Cuando autoridades tan relevantes como jueces, fiscales, ministros, jefes policiales o alcaldes están bajo escrutinio público por actuar sin considerar esos principios, se evidencia lo lejos que estamos de alcanzar ese Estado ideal.
Las crisis institucionales no son un fenómeno reciente. A lo largo de la historia, las sociedades han lidiado con la degradación de sus sistemas de gobierno, tal como advirtió Platón en su obra La República. En esta señalaba que las instituciones, al igual que las personas, son vulnerables a la corrupción y al abuso de poder y hoy, más de dos mil años después, esa advertencia resuena con fuerza. La confianza en las instituciones, tanto públicas como privadas, se encuentra en un nivel preocupantemente bajo y la ciudadanía percibe que quienes ocupan posiciones de liderazgo no siempre actúan en favor del bien común.
Este año ha sido especialmente revelador en términos de corrupción, evidenciándose cómo ha penetrado en instituciones que considerábamos intocables, porque si bien ya conocíamos escándalos en municipios y otras administraciones, hoy vemos un deterioro de organismos clave, como los tribunales de justicia o el Ministerio Público, que deberían ser pilares de confianza, transparencia y equidad. Esto se agrava aún más con las revelaciones en torno al exsubsecretario del Interior, una figura central en la protección de la seguridad nacional.
Lo anterior se refleja en los últimos sondeos de opinión. En la encuesta CEP más reciente, el 63% considera que el Congreso es la institución con mayor corrupción, seguido por el Gobierno (60%) y luego los tribunales de justicia, las fundaciones y el Ministerio Público (50% cada uno). Por su parte, la encuesta de la OCDE sobre los motores de la confianza en Chile 2024 mostró que solo el 25% de los chilenos confía en los tribunales y el sistema judicial, 29 puntos menos que el promedio de la OCDE (54%).
En poco tiempo, la idea de que Chile era un oasis en el continente ha desaparecido. La corrupción metió la cola. Y para comprenderlo en toda su dimensión, debemos entender la corrupción como el uso del poder para beneficio propio. No se limita por tanto a robar o aceptar sobornos, ni recibir un maletín lleno de dinero. Se trata también de ofrecer favores indebidos, de dar o aceptar cargos para los que no se tienen las competencias necesarias o de manipular las reglas en favor propio.
De ahí la relevancia de promover la ética y la integridad en las instituciones.
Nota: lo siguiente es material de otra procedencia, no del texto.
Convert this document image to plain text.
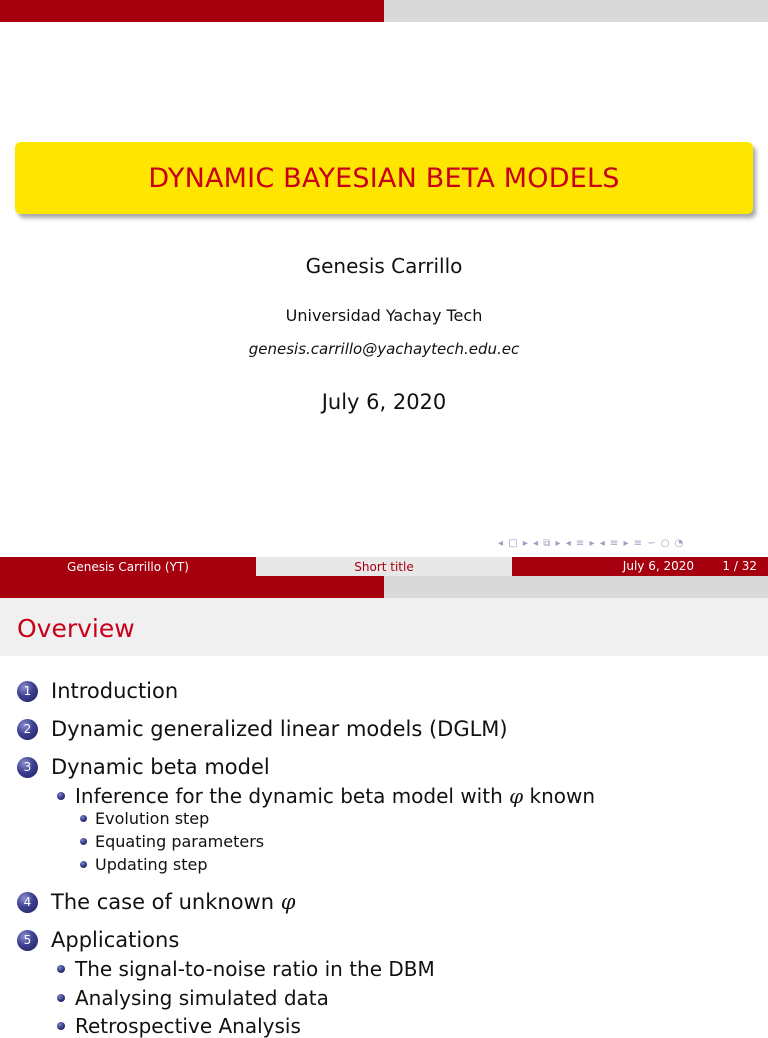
DYNAMIC BAYESIAN BETA MODELS
Genesis Carrillo
Universidad Yachay Tech
genesis.carrillo@yachaytech.edu.ec
July 6, 2020
◂ □ ▸ ◂ ⧉ ▸ ◂ ≡ ▸ ◂ ≡ ▸ ≡ ∽ ○ ◔
Genesis Carrillo (YT)	Short title	July 6, 2020 1 / 32
Overview
1 Introduction
2 Dynamic generalized linear models (DGLM)
3 Dynamic beta model
Inference for the dynamic beta model with φ known
Evolution step
Equating parameters
Updating step
4 The case of unknown φ
5 Applications
The signal-to-noise ratio in the DBM
Analysing simulated data
Retrospective Analysis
No basta con actuar correctamente porque es lo que corresponde, sino que es necesario hacerlo porque el bienestar de toda la sociedad depende de las acciones de los demás. Como afirmaba Platón, el ser humano necesita vivir en comunidad, lo que justifica la creación de un Estado ideal conformado por ciudadanos virtuosos que guíen sus acciones según principios éticos y donde prevalezca la justicia.
Cuando autoridades tan relevantes como jueces, fiscales, ministros, jefes policiales o alcaldes están bajo escrutinio público por actuar sin considerar esos principios, se evidencia lo lejos que estamos de alcanzar ese Estado ideal. Nuestros líderes no se están debiendo a la gente, y con esa conducta perjudican a las instituciones que representan y la confianza depositada en ellas.
Pero de toda dificultad surge una oportunidad. La historia nos ha demostrado que las crisis pueden dar lugar a transformaciones positivas, y que la decepción y la desconfianza generalizada pueden ser catalizadores para generar una renovación profunda de las instituciones, donde se establezcan nuevos límites y se asegure la probidad de quienes las lideran. Ese es el desafío que tenemos hoy.
Recuperar la confianza no depende únicamente de implementar más leyes; la ciudadanía demanda hechos concretos y exige mayor transparencia y rendición de cuentas. Es fundamental fomentar una cultura ética en la que las instituciones se comprometan a ser modelos de conducta, liderando con el ejemplo y respondiendo a la comunidad.
También es esencial promover la denuncia, sin espacio para defensas corporativas, y asegurar que las sanciones, tanto penales como sociales, sean efectivas. Además, debemos poner mayor énfasis en la formación y educación desde temprana edad, cultivando valores que fomenten el bien común.
La pelea chica debe quedar atrás, porque no pierde quien cede, sino quien obstinadamente se niega a permitir que la sociedad se beneficie y desarrolle.
Las instituciones deben asumir el rol para el cual fueron creadas, y sus líderes deberán no solo serlo, sino que parecerlo. Como sostenía Platón, debe ser la razón, basada en la virtud y no en las pasiones, la que gobierne, porque la justicia se alcanzará cuando cada parte cumpla su función, beneficiando a todos los ciudadanos.
La corrupción hace rato metió la cola en nuestra institucionalidad, pero aún estamos a tiempo de cerrar la puerta que dejamos abierta, antes de que entre por completo.